Pashinian Continues To Claim Popular Support

Armenia -- Armenian Prime Minister Nikol Pashinian visits the town of Sisian, December 21, 2020.

Amid continuing opposition protests in Yerevan, Prime Minister Nikol Pashinian on Tuesday insisted that he still enjoys popular support and that his resignation is primarily sought by Armenia’s “elite” overthrown by him in 2018.

Pashinian claimed that opposition and other groups trying to topple him in the aftermath of the war in Nagorno-Karabakh are pitting themselves against “the people.”

“The ‘elite’ that lost power in Armenia as a result of the 2018 revolution is trying to take revenge,” he wrote on Facebook. “And we are talking about not only the political elite but also all those who had privileges until 2018 and have not had them since 2018.”
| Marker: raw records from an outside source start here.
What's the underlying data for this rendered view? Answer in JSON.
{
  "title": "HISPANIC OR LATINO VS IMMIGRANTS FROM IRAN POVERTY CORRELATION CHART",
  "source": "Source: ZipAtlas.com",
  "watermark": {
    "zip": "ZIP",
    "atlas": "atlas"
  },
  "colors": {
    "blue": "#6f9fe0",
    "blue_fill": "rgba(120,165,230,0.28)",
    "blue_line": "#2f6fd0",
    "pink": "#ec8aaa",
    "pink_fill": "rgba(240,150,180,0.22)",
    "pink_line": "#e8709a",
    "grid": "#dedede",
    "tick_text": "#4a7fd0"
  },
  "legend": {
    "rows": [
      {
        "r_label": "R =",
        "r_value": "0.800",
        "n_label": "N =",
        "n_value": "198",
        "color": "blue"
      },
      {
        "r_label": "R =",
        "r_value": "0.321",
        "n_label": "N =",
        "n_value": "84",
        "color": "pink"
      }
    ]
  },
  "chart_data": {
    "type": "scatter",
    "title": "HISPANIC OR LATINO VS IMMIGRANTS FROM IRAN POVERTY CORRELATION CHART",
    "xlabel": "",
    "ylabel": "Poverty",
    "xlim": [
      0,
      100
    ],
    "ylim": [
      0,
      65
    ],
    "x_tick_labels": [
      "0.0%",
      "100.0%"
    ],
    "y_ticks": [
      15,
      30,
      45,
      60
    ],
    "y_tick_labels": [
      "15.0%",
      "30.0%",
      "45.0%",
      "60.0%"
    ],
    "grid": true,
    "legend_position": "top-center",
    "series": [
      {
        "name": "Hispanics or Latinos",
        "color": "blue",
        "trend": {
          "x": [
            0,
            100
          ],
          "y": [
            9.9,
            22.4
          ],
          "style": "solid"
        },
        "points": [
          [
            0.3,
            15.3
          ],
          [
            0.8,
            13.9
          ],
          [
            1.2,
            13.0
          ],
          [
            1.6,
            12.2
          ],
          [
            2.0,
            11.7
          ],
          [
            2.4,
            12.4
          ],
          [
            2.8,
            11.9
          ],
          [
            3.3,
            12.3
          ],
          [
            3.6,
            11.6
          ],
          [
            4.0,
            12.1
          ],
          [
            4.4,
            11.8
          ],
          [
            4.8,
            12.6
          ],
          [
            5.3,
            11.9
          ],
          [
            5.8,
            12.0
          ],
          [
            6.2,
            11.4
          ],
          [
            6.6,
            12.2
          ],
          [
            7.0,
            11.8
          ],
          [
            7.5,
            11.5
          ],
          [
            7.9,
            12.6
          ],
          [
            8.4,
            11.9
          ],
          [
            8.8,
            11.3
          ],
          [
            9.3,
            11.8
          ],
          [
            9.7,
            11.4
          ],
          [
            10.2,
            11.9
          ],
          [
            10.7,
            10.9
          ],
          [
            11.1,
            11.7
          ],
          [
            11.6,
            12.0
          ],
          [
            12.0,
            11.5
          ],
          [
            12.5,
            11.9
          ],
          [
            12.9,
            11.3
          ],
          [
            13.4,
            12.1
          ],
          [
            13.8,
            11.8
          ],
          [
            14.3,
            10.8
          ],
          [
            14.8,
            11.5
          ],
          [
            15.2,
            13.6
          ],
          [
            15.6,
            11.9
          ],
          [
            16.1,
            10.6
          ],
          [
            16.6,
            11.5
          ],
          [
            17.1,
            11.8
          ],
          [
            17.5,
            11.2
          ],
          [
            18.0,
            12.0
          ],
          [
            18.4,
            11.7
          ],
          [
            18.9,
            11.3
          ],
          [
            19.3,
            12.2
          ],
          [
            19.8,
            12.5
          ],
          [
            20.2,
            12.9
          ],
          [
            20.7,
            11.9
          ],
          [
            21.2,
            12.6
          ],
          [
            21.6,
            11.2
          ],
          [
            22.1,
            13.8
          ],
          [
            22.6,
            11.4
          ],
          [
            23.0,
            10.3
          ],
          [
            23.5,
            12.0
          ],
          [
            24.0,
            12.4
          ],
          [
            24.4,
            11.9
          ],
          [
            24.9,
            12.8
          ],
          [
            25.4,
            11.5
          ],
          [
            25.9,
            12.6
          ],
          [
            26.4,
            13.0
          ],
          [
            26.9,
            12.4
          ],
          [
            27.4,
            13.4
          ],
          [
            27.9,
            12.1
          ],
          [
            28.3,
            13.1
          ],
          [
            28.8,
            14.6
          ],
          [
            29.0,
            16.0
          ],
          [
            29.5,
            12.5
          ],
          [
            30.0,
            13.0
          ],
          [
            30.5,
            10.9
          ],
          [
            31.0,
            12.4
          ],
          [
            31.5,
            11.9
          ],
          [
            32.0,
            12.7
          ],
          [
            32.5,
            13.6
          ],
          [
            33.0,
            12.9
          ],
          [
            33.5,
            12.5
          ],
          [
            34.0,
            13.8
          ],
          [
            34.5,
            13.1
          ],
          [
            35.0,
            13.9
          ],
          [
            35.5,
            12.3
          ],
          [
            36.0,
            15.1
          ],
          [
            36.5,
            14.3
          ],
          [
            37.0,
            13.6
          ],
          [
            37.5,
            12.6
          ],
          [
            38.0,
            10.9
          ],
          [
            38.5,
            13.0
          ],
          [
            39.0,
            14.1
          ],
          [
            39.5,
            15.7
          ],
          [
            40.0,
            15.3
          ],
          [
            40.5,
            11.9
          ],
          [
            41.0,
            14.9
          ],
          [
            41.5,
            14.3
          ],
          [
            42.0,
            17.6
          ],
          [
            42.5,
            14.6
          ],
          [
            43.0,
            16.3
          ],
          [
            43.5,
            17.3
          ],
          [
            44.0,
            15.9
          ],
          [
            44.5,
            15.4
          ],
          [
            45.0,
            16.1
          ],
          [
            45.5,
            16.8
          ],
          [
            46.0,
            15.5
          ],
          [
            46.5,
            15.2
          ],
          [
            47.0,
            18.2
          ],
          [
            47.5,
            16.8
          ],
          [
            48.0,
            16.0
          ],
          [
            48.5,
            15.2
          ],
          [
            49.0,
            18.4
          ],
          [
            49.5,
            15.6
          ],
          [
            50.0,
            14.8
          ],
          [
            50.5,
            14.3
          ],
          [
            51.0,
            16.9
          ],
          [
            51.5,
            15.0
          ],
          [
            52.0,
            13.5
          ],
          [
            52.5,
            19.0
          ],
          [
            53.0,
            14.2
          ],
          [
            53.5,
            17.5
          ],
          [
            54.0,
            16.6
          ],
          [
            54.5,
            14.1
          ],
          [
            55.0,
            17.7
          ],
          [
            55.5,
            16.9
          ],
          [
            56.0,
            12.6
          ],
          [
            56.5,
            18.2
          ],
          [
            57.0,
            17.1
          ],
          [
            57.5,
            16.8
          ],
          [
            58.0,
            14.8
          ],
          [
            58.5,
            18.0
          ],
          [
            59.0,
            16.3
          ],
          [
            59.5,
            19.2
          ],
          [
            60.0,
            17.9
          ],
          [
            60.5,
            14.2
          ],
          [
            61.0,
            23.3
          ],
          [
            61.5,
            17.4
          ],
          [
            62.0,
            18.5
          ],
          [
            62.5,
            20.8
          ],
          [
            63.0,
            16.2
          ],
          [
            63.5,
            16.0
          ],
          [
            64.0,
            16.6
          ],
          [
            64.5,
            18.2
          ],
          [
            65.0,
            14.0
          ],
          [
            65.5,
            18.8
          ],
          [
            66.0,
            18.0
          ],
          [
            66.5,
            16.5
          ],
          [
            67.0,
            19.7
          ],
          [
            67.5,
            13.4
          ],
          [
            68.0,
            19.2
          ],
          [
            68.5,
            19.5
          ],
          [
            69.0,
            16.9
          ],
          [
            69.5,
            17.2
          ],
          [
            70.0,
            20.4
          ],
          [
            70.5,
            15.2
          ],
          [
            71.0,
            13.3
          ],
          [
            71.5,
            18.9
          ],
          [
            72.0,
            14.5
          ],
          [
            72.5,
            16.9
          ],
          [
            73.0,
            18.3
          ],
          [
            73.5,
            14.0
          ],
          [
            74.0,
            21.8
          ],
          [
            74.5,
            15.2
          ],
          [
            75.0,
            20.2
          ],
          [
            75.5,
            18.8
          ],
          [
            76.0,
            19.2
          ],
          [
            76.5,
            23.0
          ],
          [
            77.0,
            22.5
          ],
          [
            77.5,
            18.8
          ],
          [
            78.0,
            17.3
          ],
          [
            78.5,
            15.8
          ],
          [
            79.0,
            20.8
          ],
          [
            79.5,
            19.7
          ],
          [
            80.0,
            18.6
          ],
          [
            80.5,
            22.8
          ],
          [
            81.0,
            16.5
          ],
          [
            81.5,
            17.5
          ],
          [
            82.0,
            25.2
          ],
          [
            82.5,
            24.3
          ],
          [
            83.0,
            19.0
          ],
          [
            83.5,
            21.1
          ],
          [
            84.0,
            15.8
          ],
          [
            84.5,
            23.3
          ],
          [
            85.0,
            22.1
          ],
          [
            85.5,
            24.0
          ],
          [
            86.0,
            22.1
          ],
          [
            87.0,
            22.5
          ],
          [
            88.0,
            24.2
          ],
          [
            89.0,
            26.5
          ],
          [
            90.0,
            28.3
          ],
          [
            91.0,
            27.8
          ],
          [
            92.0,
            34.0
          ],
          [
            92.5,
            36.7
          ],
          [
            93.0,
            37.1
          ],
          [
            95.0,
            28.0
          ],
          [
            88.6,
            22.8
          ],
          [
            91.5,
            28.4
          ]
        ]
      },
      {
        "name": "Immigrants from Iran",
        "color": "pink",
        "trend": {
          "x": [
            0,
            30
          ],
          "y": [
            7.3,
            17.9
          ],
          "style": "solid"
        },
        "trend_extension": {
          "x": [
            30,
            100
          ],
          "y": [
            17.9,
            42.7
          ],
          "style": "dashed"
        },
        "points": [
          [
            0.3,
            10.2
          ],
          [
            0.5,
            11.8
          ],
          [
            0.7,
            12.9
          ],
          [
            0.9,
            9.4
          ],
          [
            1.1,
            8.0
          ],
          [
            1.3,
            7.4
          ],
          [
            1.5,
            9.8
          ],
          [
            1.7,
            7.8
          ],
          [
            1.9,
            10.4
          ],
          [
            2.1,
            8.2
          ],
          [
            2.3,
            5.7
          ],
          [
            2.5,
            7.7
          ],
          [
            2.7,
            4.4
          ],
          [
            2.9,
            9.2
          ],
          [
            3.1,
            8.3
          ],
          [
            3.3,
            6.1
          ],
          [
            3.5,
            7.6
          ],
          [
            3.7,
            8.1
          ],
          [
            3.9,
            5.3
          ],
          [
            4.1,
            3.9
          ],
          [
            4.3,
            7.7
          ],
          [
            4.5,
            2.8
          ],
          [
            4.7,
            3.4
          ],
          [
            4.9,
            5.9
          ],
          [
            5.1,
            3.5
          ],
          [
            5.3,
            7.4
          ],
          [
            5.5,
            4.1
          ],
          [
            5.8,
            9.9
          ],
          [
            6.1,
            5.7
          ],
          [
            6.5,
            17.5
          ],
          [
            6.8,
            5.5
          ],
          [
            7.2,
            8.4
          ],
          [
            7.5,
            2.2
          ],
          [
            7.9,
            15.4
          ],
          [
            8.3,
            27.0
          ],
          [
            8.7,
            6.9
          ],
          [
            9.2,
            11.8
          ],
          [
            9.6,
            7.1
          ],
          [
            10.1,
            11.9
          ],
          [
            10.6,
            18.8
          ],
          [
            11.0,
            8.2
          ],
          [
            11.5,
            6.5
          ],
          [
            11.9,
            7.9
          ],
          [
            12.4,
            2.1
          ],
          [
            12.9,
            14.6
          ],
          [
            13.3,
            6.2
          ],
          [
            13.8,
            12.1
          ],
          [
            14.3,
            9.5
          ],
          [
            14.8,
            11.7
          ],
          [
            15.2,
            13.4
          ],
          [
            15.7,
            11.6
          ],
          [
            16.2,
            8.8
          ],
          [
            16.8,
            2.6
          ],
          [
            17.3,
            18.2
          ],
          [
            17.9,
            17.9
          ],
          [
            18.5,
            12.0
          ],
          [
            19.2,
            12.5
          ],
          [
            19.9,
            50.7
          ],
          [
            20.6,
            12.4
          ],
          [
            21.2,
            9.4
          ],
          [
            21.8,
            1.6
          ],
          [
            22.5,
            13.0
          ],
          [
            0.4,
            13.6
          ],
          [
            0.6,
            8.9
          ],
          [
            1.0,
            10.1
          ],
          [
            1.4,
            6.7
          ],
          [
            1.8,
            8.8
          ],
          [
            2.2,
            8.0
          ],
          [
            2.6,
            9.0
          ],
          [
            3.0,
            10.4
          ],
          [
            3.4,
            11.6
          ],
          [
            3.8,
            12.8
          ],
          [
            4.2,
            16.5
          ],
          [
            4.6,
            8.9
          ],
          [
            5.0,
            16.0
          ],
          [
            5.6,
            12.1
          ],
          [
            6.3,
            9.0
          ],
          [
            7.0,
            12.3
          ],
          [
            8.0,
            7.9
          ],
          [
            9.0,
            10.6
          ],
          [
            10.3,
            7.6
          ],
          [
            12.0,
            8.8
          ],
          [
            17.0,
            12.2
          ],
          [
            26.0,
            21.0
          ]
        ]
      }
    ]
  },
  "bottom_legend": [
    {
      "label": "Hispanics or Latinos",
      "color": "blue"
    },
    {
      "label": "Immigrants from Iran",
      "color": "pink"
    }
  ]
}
“Thus the real confrontation is not between the government and the opposition but between the people and the ‘elite’ that lost privileges in 2018,” he said, adding that it is up to “the people” to decide whether he should stay in power.

Pashinian issued the statement shortly before a coalition of more than a dozen Armenian opposition parties resumed demonstrations in Yerevan aimed at forcing him to hand over power to an interim government that would hold snap parliamentary elections within a year.

Armenia -- Opposition supporters rally in Yerevan's Republic Square to demand Prime Minister Nikol Pashinian's resignation, December 22, 2020.

The parties making up the ad hoc Homeland Salvation Movement called last week for a general strike and boycott of university classes for December 22. One of their leaders said it will be “the most decisive day” of their push for regime change.

The opposition forces hold Pashinian responsible for the Armenian side’s defeat in the war and say he is not capable of confronting new security challenges facing Armenia. Their demands for his resignation and the formation of an interim government have been backed by President Armen Sarkissian, the Armenian Apostolic Church and prominent public figures in Armenia and its worldwide Diaspora.

Pashinian faced angry protests on Monday as he headed to Armenia’s southeastern Syunik province in hopes of reassuring local residents seriously concerned about their security following Armenian troop withdrawals from Azerbaijani districts adjacent to Syunik. The protests forced him to cut short the visit.